Sol‐gel derived C‐SiC composites for re‐entry structures

Composites of carbon fibers, fabrics, or their precursors as reinforcement, and sol‐gel‐derived silicon carbide as matrix, have been developed, aiming at high‐temperature stable ceramics that can be utilized for re‐entry structures. These composites are produced via the sol‐gel process, starting with a sol‐gel reaction of a mixture of silane precursors. The sol‐gel‐derived resin is cast onto the reinforcement fibers/fabrics mat (carbon or its precursors) to produce a ‘green’ composite that is being cured. The ‘green’ composite is converted into a C‐SiC composite via a gradual heat‐pressure process under inert atmosphere, during which the organic substituents on the silicon atoms undergo internal oxidative pyrolysis via the schematic reaction: (SiRO_3/2)_n → SiC + CO₂ + H₂O The composition of the resultant silicon‐oxi‐carbide is tailorable via modifying the composition of the sol‐gel reactants.
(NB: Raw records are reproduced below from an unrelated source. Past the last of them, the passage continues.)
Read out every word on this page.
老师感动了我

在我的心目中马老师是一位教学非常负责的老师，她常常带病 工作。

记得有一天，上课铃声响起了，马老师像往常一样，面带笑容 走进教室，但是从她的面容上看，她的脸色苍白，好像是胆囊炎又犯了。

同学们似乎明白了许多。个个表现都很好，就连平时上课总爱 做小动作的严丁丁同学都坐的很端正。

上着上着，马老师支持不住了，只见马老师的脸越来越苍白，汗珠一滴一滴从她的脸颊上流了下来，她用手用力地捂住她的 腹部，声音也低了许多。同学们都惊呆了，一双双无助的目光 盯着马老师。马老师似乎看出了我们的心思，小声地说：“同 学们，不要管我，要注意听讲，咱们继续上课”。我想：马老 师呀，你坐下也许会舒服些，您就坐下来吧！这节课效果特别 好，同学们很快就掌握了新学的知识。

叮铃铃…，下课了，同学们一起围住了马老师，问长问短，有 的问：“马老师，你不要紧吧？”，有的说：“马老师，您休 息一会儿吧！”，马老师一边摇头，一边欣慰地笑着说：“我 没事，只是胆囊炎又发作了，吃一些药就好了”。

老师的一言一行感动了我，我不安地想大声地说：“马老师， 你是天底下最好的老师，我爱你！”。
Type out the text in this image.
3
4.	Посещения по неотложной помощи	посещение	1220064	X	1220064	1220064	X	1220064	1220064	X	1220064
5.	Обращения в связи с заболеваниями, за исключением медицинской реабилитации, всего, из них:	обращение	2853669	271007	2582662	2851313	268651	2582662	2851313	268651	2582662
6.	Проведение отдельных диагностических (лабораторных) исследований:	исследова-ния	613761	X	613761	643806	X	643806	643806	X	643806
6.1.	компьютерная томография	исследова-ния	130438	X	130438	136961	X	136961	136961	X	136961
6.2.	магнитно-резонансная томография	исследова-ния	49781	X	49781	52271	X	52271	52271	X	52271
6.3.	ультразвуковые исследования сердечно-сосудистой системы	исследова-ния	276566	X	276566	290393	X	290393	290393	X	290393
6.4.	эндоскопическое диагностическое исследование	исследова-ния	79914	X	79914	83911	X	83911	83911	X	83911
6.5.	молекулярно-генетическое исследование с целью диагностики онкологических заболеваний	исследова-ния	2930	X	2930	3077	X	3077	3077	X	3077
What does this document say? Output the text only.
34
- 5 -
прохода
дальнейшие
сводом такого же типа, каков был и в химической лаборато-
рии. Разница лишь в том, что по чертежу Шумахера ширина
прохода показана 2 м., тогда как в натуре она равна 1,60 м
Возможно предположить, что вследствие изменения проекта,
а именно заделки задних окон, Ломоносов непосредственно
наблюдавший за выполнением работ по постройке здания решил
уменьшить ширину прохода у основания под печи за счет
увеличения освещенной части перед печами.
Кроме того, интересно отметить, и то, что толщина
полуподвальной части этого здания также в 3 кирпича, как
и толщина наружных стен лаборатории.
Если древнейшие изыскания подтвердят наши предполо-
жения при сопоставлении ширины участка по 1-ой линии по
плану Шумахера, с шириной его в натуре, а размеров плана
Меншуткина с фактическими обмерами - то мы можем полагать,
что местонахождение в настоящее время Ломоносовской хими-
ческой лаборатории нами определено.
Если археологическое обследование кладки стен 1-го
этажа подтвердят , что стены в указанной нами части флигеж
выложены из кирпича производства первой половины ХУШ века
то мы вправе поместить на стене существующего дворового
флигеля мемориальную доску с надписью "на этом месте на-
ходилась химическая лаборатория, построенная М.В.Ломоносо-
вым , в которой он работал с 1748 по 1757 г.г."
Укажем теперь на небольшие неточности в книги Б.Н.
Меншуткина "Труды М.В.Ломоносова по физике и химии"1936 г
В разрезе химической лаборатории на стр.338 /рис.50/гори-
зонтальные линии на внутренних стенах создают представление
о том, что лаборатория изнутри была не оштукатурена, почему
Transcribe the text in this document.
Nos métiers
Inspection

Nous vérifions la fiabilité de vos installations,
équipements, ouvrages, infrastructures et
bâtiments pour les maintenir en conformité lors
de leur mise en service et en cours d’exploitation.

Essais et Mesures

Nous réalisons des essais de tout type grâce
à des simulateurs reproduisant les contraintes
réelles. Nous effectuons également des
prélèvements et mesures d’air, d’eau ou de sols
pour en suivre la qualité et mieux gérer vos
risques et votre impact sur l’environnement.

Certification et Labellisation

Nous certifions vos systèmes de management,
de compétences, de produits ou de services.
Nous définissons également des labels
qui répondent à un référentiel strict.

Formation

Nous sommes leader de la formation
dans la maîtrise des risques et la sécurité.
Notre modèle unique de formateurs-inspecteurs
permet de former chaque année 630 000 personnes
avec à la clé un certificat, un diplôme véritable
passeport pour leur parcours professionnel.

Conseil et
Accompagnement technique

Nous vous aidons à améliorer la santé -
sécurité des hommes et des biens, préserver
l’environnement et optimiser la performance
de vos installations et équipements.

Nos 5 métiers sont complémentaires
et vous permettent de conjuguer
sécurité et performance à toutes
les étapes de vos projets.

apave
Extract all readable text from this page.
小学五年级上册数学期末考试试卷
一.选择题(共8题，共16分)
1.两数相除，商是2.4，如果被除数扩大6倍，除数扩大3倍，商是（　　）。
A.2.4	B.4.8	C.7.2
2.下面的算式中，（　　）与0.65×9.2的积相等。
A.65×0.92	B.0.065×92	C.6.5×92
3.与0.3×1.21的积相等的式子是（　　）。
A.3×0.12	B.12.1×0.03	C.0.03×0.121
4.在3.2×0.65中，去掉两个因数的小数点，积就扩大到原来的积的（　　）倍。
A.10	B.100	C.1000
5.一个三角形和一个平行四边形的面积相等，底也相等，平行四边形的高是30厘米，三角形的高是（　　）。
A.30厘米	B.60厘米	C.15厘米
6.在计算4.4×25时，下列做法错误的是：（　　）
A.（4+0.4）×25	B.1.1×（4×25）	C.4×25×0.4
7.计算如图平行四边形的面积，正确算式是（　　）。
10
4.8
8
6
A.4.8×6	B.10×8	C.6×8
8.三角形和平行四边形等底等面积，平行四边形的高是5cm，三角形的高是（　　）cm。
The reinforcement, when made of carbon precursors, is converted into carbon during the heat‐and‐pressure processing as well. The C‐SiC composites thus derived exhibit superior thermal stability and comparable thermal conductivity, combined with good mechanical strength features and failure resistance, which render them greatly applicable for re‐entry shielding, heat‐exchange pipes, and the like.